Question

Two fair dice are rolled. Then the probability of getting a composite number as the sum of the face values is equal to
A. $\dfrac{7}{12}$
B. $\dfrac{5}{12}$
C. $\dfrac{1}{12}$
D. $\dfrac{3}{4}$
E. $\dfrac{2}{3}$

Answer 1

Hint: To solve this question, we should know about the sample space and the favourable cases for the required event. The sample space when two dice are rolled is given by $S=\left\{ \left( 1,1 \right)\left( 1,2 \right)\left( 1,3 \right)......\left( 6,4 \right)\left( 6,5 \right)\left( 6,6 \right) \right\}$ where the elements in the ordered pair are the numbers appeared on the two dice. We can write that the total number of elements in the sample space is $n\left( S \right)=6\times 6=36$. We should write the favourable cases out of the sample space whose sum is a composite number and the probability is given by ${{p}_{required}}=\dfrac{n\left( favorable \right)}{n\left( S \right)}$.
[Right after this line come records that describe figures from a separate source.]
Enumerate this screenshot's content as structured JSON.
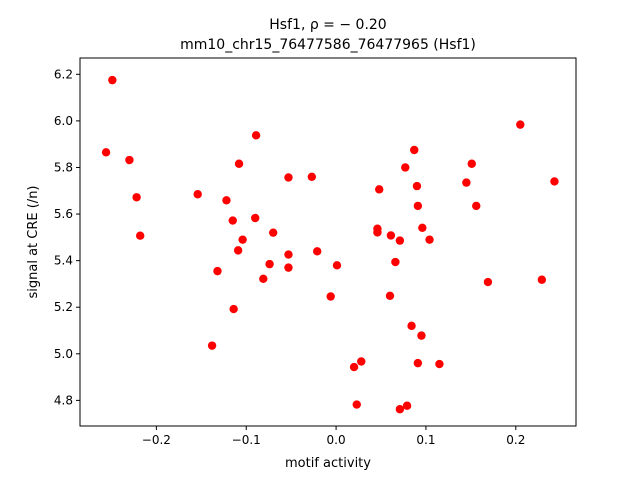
{
  "chart_data": {
    "type": "scatter",
    "title_line1": "Hsf1, ρ = − 0.20",
    "title_line2": "mm10_chr15_76477586_76477965 (Hsf1)",
    "xlabel": "motif activity",
    "ylabel": "signal at CRE (/n)",
    "xlim": [
      -0.285,
      0.267
    ],
    "ylim": [
      4.69,
      6.27
    ],
    "xticks": [
      -0.2,
      -0.1,
      0.0,
      0.1,
      0.2
    ],
    "xtick_labels": [
      "−0.2",
      "−0.1",
      "0.0",
      "0.1",
      "0.2"
    ],
    "yticks": [
      4.8,
      5.0,
      5.2,
      5.4,
      5.6,
      5.8,
      6.0,
      6.2
    ],
    "ytick_labels": [
      "4.8",
      "5.0",
      "5.2",
      "5.4",
      "5.6",
      "5.8",
      "6.0",
      "6.2"
    ],
    "grid": false,
    "marker_color": "#ff0000",
    "points": [
      [
        -0.249,
        6.175
      ],
      [
        -0.256,
        5.865
      ],
      [
        -0.23,
        5.832
      ],
      [
        -0.222,
        5.672
      ],
      [
        -0.218,
        5.507
      ],
      [
        -0.154,
        5.685
      ],
      [
        -0.138,
        5.035
      ],
      [
        -0.132,
        5.355
      ],
      [
        -0.122,
        5.659
      ],
      [
        -0.115,
        5.572
      ],
      [
        -0.114,
        5.192
      ],
      [
        -0.109,
        5.444
      ],
      [
        -0.108,
        5.816
      ],
      [
        -0.104,
        5.49
      ],
      [
        -0.089,
        5.938
      ],
      [
        -0.09,
        5.583
      ],
      [
        -0.081,
        5.322
      ],
      [
        -0.074,
        5.385
      ],
      [
        -0.07,
        5.52
      ],
      [
        -0.053,
        5.757
      ],
      [
        -0.053,
        5.426
      ],
      [
        -0.053,
        5.37
      ],
      [
        -0.027,
        5.76
      ],
      [
        -0.021,
        5.44
      ],
      [
        -0.006,
        5.246
      ],
      [
        0.001,
        5.38
      ],
      [
        0.02,
        4.943
      ],
      [
        0.023,
        4.782
      ],
      [
        0.028,
        4.967
      ],
      [
        0.046,
        5.537
      ],
      [
        0.046,
        5.521
      ],
      [
        0.048,
        5.706
      ],
      [
        0.06,
        5.249
      ],
      [
        0.061,
        5.508
      ],
      [
        0.066,
        5.394
      ],
      [
        0.071,
        4.762
      ],
      [
        0.071,
        5.486
      ],
      [
        0.077,
        5.8
      ],
      [
        0.079,
        4.777
      ],
      [
        0.084,
        5.12
      ],
      [
        0.087,
        5.875
      ],
      [
        0.09,
        5.72
      ],
      [
        0.091,
        5.635
      ],
      [
        0.091,
        4.96
      ],
      [
        0.095,
        5.078
      ],
      [
        0.096,
        5.541
      ],
      [
        0.104,
        5.49
      ],
      [
        0.115,
        4.956
      ],
      [
        0.145,
        5.735
      ],
      [
        0.151,
        5.816
      ],
      [
        0.156,
        5.635
      ],
      [
        0.169,
        5.308
      ],
      [
        0.205,
        5.984
      ],
      [
        0.229,
        5.318
      ],
      [
        0.243,
        5.74
      ]
    ]
  }
}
Complete step by step answer:
We are given a sample space that has two dice. When two dice are rolled, the sample space is as follows
$S=\left\{ \left( 1,1 \right)\left( 1,2 \right)\left( 1,3 \right)......\left( 6,4 \right)\left( 6,5 \right)\left( 6,6 \right) \right\}$ where $\left( x,y \right)$ denotes that the first dice is rolled the number-x and the second dice is rolled the number-y.
There are 6 possibilities each for the first dice and second dice. So, the total number of elements is given by $n\left( S \right)=6\times 6=36$
The value of the sum ranges from 2 to 12.
Let us consider the sum of the two numbers is S and an event E which has the value of S as a composite number.
The favorable cases for the event E are
$S=4,6,8,9,10,12$ as these are the composite numbers in the range of the sum.
Let us consider $S=4$. The ordered pairs for which we get the sum as 4 are
$\left( 1,3 \right),\left( 3,1 \right),\left( 2,2 \right)$
So, $N\left( S=4 \right)=3$
Let us consider $S=6$. The ordered pairs for which we get the sum as 4 are
$\left( 1,5 \right),\left( 5,1 \right),\left( 2,4 \right),\left( 4,2 \right)\left( 3,3 \right)$
So, $N\left( S=6 \right)=5$
Let us consider $S=8$. The ordered pairs for which we get the sum as 4 are
$\left( 2,6 \right),\left( 6,2 \right),\left( 3,5 \right),\left( 5,3 \right),\left( 4,4 \right)$
So, $N\left( S=8 \right)=5$
Let us consider $S=9$. The ordered pairs for which we get the sum as 4 are
$\left( 3,6 \right),\left( 6,3 \right),\left( 4,5 \right),\left( 5,4 \right)$
So, $N\left( S=9 \right)=4$
Let us consider $S=10$. The ordered pairs for which we get the sum as 4 are
$\left( 4,6 \right),\left( 6,4 \right),\left( 5,5 \right)$
So, $N\left( S=10 \right)=3$
Let us consider $S=12$. The ordered pairs for which we get the sum as 4 are
$\left( 6,6 \right)$
So, $N\left( S=12 \right)=1$
We can write that
$\begin{align}
  & N\left( E \right)=N\left( S=4 \right)+N\left( S=6 \right)+N\left( S=8 \right)+N\left( S=9 \right)+N\left( S=10 \right)+N\left( S=12 \right) \\
 & N\left( E \right)=3+5+5+4+3+1=21 \\
\end{align}$

We can write the required probability as
$P\left( E \right)=\dfrac{N\left( E \right)}{N\left( S \right)}=\dfrac{21}{36}=\dfrac{7}{12}$
$\therefore $The required probability is $\dfrac{7}{12}$. The answer is option-A.


Note:
There is a shortcut to get the number of ordered pairs for the sum when two dice are rolled. The below figure has the sum as the x-axis and the number of ordered pairs on the y-axis. The number starts at 1 for the sum=2 and increases one by one until it reaches the value of 6 at sum=7. Again, it decreases one by one to reach the value of 1 when sum=12. Using this method, we can easily write the number of ordered pairs instead of writing the ordered pairs for every question.